Mario De Maria, Giuseppe Mentessi, Pilade Bertieri, Felice Carena, Plinio Nomellini, Leonardo Bistolfi, Luigi
Nono, Galileo Chini, Giulio Aristide Sartorio, Luigi Selvatico, Giovanni Boldini, Giovanni Sottocornola, Emilio
Longoni, Angelo Morbelli, Lorenzo Viani, Adolf Hirémy Hirschl rappresentano nelle loro opere la triste condizione
dei poveri, degli emarginati, dei lavoratori rassegnati o in rivolta, la desolazione di certi luoghi dove la bella natura
è stata stravolta dal progresso, la malattia; o elaborano visioni eroiche, di eventi storici come fuori dal tempo
dove, accanto a destini di gloria, incombe un tragico senso della fine.

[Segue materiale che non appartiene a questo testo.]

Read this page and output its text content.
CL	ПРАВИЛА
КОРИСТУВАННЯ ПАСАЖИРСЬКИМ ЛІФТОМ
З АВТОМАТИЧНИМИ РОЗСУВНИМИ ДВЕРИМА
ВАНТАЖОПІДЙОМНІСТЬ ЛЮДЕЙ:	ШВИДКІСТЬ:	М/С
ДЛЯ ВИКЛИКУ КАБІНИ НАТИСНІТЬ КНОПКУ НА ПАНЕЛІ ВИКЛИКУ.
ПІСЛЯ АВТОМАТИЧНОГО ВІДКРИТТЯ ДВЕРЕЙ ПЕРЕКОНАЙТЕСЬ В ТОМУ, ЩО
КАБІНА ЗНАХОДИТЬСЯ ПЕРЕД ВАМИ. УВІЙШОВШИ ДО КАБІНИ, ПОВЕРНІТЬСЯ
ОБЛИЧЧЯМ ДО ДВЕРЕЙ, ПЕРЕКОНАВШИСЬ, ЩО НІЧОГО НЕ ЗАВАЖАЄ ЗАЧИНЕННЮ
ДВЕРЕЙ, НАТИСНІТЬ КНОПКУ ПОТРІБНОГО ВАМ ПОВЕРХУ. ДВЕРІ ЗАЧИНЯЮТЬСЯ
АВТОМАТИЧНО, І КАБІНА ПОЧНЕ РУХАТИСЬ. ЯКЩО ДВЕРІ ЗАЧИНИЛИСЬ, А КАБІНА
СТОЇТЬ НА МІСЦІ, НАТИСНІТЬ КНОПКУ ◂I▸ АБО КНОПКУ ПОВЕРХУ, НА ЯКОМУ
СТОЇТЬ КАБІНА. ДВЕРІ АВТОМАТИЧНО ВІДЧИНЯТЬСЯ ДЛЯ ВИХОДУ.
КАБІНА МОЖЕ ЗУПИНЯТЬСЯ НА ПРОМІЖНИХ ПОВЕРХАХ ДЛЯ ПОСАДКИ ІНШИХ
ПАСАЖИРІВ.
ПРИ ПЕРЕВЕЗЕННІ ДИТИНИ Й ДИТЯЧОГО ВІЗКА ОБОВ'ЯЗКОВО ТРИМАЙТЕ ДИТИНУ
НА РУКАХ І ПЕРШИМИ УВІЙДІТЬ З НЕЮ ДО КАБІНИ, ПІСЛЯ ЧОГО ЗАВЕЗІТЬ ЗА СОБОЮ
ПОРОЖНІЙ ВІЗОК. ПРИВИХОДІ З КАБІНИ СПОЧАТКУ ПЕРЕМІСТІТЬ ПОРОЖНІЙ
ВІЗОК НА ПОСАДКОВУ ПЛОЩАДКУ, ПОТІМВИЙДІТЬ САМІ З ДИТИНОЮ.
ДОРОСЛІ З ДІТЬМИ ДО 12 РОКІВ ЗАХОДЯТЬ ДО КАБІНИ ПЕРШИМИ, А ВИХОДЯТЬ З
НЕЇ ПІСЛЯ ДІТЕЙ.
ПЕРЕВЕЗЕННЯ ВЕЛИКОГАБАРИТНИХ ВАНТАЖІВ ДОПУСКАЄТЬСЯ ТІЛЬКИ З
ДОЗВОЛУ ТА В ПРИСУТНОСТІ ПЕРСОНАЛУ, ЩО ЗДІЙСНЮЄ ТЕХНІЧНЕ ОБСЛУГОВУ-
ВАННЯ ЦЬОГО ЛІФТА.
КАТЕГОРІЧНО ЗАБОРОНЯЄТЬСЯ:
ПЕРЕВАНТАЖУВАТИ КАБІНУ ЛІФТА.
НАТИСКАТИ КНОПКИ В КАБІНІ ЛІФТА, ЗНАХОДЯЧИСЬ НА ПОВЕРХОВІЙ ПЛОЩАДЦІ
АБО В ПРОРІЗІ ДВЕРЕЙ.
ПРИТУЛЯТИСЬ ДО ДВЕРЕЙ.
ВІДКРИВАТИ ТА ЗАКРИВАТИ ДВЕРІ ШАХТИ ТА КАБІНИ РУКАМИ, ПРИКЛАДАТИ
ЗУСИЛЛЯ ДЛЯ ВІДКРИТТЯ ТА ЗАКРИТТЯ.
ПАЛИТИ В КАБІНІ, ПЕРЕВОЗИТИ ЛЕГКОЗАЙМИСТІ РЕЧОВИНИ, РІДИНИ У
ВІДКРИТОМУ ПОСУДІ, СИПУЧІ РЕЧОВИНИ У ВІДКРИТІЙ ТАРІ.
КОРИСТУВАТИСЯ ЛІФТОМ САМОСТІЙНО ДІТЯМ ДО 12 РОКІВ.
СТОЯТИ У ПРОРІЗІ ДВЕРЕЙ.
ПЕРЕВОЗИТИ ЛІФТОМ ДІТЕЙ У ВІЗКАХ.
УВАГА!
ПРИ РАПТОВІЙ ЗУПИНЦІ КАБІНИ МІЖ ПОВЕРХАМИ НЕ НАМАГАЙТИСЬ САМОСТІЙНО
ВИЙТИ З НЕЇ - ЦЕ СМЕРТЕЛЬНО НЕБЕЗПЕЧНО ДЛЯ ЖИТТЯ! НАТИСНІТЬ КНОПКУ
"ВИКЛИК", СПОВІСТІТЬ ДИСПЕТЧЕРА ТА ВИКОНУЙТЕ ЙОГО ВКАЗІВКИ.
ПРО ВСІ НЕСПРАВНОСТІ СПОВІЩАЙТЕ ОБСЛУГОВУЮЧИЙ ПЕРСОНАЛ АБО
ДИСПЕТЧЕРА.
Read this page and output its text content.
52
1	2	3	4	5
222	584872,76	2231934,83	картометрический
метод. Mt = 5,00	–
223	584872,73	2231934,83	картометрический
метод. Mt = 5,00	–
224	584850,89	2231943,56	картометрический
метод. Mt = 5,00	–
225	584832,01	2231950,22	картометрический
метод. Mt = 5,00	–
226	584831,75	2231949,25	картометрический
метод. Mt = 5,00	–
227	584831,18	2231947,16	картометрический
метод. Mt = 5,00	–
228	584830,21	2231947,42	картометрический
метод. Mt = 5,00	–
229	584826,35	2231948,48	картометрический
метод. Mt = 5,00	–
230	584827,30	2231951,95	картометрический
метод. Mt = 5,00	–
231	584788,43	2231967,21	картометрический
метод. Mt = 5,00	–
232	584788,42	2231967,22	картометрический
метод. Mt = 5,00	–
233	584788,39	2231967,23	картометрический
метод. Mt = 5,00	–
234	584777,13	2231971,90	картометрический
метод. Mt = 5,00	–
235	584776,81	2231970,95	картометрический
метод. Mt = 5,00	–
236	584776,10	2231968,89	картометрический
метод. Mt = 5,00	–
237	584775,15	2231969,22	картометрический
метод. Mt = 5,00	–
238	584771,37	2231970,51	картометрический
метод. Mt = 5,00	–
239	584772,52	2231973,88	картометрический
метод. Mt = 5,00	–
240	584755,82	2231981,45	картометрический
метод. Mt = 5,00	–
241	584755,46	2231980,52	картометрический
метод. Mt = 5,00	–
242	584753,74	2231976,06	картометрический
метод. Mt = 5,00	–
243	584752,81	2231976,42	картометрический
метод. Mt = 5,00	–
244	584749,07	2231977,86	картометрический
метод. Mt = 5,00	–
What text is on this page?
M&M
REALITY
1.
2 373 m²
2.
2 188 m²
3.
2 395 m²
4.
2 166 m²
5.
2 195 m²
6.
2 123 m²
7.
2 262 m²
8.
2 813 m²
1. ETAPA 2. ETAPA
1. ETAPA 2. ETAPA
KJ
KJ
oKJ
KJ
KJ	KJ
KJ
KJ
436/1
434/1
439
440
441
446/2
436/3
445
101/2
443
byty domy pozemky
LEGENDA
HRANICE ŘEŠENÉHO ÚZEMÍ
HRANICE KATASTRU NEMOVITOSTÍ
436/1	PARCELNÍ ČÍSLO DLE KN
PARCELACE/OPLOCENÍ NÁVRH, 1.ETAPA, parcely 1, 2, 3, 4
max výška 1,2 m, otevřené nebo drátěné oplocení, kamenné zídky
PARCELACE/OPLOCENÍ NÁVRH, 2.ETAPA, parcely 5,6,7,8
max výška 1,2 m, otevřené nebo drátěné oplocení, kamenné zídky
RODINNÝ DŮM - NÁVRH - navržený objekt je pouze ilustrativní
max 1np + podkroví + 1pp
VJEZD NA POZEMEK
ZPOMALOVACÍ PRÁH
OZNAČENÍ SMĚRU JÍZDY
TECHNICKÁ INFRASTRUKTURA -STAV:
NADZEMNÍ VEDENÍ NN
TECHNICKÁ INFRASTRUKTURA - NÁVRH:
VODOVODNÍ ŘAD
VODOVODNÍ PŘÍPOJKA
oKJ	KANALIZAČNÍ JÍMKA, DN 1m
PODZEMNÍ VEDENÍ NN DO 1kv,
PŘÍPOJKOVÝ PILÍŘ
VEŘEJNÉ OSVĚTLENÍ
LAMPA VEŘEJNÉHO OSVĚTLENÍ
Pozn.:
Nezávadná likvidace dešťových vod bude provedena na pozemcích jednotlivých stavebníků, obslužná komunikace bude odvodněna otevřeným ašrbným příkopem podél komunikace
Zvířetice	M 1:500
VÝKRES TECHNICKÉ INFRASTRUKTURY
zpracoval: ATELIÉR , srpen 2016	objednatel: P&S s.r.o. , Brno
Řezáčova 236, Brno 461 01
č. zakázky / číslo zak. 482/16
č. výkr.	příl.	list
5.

Sono poi presenti pittori di estrazione diversa, tra cui emergono i futuristi come Adriana Bisi Fabbri, Giacomo
Balla, Gino Severini, Cagnaccio di San Pietro, Mario Sironi, Achille Funi, Osvaldo Licini e ricompaiono Sartorio,
Nomellini, Chini, Viani, cui si aggiungono nuovi testimoni come Gaetano Previati, Achille Beltrame, Anselmo
Bucci, Giovanni Battista Crema, Giuseppe Cominetti, Aldo Carpi, Edgardo Rossaro, Italico Brass, Duilio
Cambellotti, Ottone Rosai.
Le loro opere documentano quanto sia stato ampio il coinvolgimento, determinato in molti dalla diretta presenza
al fronte, nel rappresentare una guerra in cui all’inizio tutti credevano. Andiamo dalle rappresentazioni più serene
e eroiche di Sartorio e Beltrame al registro tragico e visionario di Cominetti e Cambellotti, alla trasfigurazione
simbolica di Previati.
Nell’ultima parte, relativa agli anni della celebrazione della Vittoria, che coincidono in parte con l’affermazione
del Fascismo, rimane, almeno all’inizio, anche un ristretto margine per la rappresentazione del dolore delle
famiglie dei caduti e di tensioni sociali rimaste irrisolte, come dimostrano i dipinti di Aroldo Bonzagni, Edoardo
Gioia, Cagnaccio di San Pietro, Chini.
Ma poi è una dimensione simbolista e eroica a prevalere nei vari monumenti ai Caduti e alla Vittoria, documentati
dalle sculture di Arrigo Minerbi, Domenico Trentacoste, Aurelio Mistruzzi, Libero Andreotti, Adolfo Wildt, Eugenio
Baroni, Domenico Rambelli, Pietro Canonica, Ettore Ximenes, Arturo Martini.
Progetti, modelli e bozzetti ci conducono, attraverso linguaggi plastici diversi, nei multiformi percorsi della
costruzione del mito della Grande Guerra.